【9月14日 AFP】ビグディス・フィンボガドッティル(Vigdis Finnbogadottir)氏(90)がアイスランドの大統領に就任した1980年8月1日、同氏は世界で初めて女性として民主的に選出された国家元首の歴史をつくった。そして40年たった今も、アイスランド人にとって模範的な存在であり続けている。

 元教師で舞台監督でもあったフィンボガドッティル氏は、3期連続当選を果たし、16年続けて大統領を務めた。ドイツのアンゲラ・メルケル(Angela Merkel)首相は来年、その記録と並ぶことになるが、フィンボガドッティル氏は国と政府を代表する女性として選出された記録を保持している。

「彼女はわれわれ全員に道を開いた」とアイスランドのカトリン・ヤコブスドッティル(Katrin Jakobsdottir)現首相はAFPに語った。

「私はビグディス氏が大統領を務めた時代に育った。
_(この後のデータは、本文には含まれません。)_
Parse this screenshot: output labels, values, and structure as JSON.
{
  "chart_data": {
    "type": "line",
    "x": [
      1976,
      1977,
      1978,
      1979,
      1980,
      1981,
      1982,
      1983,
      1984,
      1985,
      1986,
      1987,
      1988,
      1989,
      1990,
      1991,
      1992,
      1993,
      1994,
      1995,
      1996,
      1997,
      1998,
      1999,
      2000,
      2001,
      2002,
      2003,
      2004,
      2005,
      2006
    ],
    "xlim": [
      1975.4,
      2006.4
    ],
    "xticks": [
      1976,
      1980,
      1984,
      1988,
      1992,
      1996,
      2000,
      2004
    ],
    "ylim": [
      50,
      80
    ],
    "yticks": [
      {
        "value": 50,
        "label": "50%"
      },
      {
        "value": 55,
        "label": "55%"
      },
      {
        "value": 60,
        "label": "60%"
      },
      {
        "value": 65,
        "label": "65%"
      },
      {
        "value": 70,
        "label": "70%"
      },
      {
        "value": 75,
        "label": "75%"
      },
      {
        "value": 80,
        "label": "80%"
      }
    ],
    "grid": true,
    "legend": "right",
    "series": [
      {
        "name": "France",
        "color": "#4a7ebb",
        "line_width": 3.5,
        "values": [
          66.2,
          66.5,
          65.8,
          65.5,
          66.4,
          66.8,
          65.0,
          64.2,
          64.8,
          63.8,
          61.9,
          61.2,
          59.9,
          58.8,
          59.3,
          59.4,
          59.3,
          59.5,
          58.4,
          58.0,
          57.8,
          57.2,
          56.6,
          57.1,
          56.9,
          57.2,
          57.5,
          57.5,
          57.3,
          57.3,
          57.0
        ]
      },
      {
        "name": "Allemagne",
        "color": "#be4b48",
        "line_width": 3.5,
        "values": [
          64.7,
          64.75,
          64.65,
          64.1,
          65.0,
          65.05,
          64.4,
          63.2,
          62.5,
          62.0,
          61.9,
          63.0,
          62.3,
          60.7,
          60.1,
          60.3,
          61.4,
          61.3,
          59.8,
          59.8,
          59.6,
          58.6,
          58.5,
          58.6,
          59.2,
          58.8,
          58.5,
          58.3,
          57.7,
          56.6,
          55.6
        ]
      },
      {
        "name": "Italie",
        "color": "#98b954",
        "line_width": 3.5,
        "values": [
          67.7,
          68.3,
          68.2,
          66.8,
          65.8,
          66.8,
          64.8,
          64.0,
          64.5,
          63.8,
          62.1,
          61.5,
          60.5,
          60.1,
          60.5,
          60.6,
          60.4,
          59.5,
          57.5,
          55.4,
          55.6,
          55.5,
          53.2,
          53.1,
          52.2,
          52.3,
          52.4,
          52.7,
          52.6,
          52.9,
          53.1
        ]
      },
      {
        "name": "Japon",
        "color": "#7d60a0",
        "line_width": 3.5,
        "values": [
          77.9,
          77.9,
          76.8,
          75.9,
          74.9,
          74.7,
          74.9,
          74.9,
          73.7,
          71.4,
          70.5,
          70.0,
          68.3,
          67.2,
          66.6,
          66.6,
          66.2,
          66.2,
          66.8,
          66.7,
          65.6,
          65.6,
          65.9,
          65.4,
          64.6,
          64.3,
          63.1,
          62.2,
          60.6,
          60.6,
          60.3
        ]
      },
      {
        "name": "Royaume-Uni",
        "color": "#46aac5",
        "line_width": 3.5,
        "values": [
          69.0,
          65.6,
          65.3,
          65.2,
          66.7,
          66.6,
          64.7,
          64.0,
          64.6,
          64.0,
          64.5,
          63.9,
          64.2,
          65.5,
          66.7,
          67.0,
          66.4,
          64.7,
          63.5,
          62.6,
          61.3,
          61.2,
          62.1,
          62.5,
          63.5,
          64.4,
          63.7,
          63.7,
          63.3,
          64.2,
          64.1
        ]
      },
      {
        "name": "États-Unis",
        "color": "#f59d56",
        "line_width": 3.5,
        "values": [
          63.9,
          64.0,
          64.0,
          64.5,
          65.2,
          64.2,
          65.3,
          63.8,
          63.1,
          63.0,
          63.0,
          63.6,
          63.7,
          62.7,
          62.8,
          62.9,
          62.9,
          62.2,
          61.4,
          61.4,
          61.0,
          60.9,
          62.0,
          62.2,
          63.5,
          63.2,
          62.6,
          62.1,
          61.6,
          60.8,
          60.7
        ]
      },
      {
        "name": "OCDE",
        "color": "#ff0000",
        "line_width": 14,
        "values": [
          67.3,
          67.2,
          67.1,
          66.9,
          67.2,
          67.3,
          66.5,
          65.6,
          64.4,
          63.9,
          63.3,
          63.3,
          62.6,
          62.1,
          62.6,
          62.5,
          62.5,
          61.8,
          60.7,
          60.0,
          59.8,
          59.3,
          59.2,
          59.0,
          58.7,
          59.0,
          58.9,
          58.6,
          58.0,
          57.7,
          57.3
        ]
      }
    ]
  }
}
私の6歳のめいに『男の人も大統領になれるの?』と尋ねられたときに、ビグディス氏の影響力を心から実感した」とヤコブスドッティル氏は付け加えた。

 スリランカのシリマボ・バンダラナイケ(Sirimavo Bandaranaike)氏、インドのインディラ・ガンジー(Indira Gandhi)氏、イスラエルのゴルダ・メイア(Golda Meir)氏、英国のマーガレット・サッチャー(Margaret Thatcher)氏はフィンボガドッティル氏よりも前に権力の座に就いているが、その全員が首相としてだった。

「ビグディス」氏の選出──アイスランド人はたとえ相手が国家元首でもファーストネームで呼ぶ習慣がある──は、同国で起こった女性の権利に関する、ある記念すべき出来事に続くものだった。

 1975年10月、同国の女性の90%が、経済と社会における女性の役割への認識を深めるよう訴えるために労働を停止し、歴史的な「女性のストライキ」を起こした。

 フィンボガドッティル氏が大統領になったときは、女性国会議員の割合は全体のわずか5%にすぎなかった。だが、これ以降、アイスランドは急速に変化を続け、男女格差(ジェンダーギャップ)に関して世界をリードしている。